In the fourth quarter, Yao got off to a good start. He made 3-of-4 of his shots. One of those shots being a dunk off a beautiful backdoor pass from T-Mac for slam (pictured above).
But Cleveland was still able to build a 14-point lead in the fourth. Thankfully, T-Mac finally got it going, hitting 5-of-12 shots and scoring 12 points to help the Rockets battle back before that critical non-call against Ilgauskas.
After the game, Yao knew he had to cut down in the future on the 5 turnovers he had. Obviously, so did Van Gundy, who said, “He’s got to cut down on his turnovers. We can’t play well if he goes right back to what he was doing before he got hurt, which is being a high turnover guy. It’s impossible to have offensive rhythm.”
When I saw Yao put that dribble down before Ilgauskas ran into him for the no-call, there was a part of me that wished he had played it safe and just shot it from where he picked it up at the free throw line to reduce the chance of something bad happening, which did.

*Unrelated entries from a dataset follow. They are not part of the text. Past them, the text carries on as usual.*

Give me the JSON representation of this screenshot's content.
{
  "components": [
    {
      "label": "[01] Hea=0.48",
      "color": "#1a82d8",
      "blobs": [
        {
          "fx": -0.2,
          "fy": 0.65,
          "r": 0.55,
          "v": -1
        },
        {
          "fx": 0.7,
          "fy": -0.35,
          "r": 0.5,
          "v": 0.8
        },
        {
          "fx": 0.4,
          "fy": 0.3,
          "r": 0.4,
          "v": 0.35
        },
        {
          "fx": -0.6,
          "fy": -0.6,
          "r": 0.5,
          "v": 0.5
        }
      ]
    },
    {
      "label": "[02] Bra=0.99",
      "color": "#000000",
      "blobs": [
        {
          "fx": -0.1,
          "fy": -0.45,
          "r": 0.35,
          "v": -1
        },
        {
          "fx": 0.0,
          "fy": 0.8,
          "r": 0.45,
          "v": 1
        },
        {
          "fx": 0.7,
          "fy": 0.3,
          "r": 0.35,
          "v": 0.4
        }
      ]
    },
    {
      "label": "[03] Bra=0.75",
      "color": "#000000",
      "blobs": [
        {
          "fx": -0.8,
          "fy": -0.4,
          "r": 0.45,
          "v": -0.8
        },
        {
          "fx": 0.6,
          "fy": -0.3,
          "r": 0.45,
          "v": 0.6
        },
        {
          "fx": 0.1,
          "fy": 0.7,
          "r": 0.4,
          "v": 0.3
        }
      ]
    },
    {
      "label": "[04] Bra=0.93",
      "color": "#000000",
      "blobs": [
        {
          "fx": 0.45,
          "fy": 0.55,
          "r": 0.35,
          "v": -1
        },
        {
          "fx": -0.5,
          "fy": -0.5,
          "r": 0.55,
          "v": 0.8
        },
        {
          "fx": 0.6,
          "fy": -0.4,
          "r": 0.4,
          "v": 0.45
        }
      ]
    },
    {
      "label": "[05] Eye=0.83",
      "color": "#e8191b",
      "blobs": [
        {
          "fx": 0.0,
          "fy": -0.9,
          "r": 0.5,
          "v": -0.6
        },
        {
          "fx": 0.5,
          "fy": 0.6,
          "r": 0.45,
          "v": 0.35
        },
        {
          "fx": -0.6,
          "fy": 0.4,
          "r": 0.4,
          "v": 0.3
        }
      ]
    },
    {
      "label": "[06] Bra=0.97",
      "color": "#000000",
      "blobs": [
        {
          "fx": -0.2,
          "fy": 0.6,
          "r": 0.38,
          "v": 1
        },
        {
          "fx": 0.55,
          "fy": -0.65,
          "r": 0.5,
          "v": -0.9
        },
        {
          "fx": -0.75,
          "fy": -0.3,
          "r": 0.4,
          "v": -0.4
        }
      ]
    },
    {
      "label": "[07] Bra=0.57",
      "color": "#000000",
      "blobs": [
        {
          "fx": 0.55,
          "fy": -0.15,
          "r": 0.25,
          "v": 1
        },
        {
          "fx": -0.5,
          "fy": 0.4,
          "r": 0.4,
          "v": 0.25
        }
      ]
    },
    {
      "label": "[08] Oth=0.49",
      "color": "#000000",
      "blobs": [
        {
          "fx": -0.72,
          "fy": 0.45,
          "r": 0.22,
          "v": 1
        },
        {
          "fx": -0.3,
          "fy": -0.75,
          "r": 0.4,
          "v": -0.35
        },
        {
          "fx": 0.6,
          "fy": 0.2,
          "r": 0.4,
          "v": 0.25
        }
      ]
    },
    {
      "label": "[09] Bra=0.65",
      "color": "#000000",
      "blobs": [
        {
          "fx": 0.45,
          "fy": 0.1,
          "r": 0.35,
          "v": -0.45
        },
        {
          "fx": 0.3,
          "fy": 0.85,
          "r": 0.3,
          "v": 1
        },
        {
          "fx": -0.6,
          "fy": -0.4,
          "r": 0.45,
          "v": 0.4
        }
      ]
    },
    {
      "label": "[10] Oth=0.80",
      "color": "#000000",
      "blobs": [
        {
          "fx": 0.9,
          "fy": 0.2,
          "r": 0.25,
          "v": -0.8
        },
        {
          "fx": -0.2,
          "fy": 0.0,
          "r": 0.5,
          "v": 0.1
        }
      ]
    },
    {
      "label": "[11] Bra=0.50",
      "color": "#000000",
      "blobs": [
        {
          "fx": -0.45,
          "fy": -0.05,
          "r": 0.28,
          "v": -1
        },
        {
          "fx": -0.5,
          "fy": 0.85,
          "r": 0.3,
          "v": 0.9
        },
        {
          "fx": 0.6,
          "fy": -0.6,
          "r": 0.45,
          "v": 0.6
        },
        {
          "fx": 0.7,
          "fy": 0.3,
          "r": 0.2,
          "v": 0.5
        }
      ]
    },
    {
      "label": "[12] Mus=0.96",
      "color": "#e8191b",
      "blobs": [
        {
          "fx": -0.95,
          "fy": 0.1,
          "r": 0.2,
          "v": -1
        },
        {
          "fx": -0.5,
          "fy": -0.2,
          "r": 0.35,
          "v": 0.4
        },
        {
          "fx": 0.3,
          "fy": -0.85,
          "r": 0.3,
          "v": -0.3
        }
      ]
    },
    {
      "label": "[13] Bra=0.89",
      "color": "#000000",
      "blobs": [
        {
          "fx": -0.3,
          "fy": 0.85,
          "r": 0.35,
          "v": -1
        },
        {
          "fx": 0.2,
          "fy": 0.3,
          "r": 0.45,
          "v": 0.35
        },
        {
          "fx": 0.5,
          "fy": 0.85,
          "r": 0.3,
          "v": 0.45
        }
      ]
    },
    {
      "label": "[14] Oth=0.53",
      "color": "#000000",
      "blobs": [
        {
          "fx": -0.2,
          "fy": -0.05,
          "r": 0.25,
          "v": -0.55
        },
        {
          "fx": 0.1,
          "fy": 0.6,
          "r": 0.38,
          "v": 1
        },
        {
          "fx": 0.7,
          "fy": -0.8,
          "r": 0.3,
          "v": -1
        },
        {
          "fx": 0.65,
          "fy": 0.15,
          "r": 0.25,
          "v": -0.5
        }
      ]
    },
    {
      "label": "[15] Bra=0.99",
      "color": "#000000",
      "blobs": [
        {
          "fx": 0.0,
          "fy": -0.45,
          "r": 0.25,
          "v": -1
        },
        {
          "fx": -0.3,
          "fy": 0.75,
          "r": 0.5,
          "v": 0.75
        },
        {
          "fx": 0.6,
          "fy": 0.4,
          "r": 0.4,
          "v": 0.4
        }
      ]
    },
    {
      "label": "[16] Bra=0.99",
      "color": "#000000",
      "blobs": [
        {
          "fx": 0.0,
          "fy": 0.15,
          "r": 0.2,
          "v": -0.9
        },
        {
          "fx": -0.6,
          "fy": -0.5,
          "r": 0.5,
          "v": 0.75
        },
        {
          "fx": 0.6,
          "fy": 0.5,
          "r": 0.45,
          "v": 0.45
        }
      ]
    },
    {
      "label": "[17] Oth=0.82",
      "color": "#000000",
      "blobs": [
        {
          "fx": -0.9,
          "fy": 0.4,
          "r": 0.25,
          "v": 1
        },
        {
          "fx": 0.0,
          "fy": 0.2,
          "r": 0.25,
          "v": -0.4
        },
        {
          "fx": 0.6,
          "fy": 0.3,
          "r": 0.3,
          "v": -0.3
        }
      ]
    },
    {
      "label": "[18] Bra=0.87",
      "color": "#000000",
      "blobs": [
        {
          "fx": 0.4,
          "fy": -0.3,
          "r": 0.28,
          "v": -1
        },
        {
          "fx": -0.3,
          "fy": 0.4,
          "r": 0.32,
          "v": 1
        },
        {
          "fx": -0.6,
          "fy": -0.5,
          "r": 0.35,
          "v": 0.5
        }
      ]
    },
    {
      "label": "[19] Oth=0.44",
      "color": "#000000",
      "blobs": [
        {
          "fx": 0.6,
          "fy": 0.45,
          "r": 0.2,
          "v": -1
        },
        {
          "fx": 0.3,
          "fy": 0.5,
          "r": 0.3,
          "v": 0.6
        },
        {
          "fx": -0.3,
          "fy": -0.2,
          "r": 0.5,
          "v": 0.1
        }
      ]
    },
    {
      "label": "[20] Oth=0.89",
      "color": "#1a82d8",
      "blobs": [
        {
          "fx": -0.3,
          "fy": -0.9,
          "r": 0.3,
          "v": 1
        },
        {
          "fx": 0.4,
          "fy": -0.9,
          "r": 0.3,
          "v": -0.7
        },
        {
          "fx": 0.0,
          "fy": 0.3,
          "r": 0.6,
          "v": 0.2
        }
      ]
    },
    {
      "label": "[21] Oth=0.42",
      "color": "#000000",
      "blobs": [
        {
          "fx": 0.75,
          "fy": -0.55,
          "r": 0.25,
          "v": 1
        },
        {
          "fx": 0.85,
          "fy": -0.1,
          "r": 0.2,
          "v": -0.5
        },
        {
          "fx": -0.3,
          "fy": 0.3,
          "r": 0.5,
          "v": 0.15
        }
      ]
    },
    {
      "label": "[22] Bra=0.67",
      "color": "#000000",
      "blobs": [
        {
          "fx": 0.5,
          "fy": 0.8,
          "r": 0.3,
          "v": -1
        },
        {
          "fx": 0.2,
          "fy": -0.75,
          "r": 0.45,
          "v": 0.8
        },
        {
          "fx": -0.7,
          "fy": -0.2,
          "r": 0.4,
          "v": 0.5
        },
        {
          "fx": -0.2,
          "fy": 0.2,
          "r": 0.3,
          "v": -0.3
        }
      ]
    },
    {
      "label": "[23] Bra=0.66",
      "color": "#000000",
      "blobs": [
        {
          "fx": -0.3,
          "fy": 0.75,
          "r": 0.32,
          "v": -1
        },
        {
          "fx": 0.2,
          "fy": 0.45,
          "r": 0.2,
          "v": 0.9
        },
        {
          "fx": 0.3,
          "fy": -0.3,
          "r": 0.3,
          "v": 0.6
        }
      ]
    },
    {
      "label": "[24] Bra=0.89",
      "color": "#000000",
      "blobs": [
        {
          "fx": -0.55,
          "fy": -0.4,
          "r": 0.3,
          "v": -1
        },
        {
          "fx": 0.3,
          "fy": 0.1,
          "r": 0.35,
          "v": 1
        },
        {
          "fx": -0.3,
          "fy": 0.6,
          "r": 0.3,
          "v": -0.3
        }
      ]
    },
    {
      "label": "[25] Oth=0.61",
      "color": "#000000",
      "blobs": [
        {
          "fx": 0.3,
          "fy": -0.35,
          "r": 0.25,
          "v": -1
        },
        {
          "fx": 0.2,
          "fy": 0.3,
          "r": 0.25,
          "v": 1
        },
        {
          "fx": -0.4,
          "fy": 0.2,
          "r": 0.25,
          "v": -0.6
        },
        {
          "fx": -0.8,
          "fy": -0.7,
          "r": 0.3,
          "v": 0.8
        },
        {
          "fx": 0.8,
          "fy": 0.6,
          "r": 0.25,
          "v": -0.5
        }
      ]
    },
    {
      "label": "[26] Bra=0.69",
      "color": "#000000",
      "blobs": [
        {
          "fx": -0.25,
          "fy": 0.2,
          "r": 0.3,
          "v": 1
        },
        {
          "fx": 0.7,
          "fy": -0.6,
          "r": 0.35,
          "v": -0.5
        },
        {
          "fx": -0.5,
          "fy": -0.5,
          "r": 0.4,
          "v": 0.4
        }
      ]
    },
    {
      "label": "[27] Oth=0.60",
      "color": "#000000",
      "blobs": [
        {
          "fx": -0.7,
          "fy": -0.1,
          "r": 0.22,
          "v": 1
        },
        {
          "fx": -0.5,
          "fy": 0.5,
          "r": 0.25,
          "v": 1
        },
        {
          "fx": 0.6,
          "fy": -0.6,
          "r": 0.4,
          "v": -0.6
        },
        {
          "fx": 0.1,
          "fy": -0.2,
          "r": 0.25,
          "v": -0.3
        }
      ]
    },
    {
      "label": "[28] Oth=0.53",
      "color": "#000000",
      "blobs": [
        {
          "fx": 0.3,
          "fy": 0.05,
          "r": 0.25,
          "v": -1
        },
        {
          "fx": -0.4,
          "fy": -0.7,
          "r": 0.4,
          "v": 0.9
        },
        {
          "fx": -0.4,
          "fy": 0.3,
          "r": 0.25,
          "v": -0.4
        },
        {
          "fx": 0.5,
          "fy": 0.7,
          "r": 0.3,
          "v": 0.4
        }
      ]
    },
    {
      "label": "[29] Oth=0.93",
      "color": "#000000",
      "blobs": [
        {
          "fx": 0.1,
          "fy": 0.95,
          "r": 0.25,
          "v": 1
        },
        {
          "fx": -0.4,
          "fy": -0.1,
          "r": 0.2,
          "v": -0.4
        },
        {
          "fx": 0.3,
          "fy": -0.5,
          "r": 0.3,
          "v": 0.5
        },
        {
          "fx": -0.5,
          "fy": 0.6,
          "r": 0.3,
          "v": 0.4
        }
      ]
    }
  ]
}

But once he gets accustomed to the court again, I’ll bet he’ll settle for the safer option the next time that situation arises.
Despite all the adversity he faced, at least Yao was encouraged. After the game, he said, “I felt the team played with high energy in the fourth quarter and I could feel the energy of my teammates. I can’t wait for the next game.”
That game will be Wednesday night in Boston where the Rockets hope to get payback after a devastating loss against the Celtics last week, a game they would have won if Yao had been in the lineup.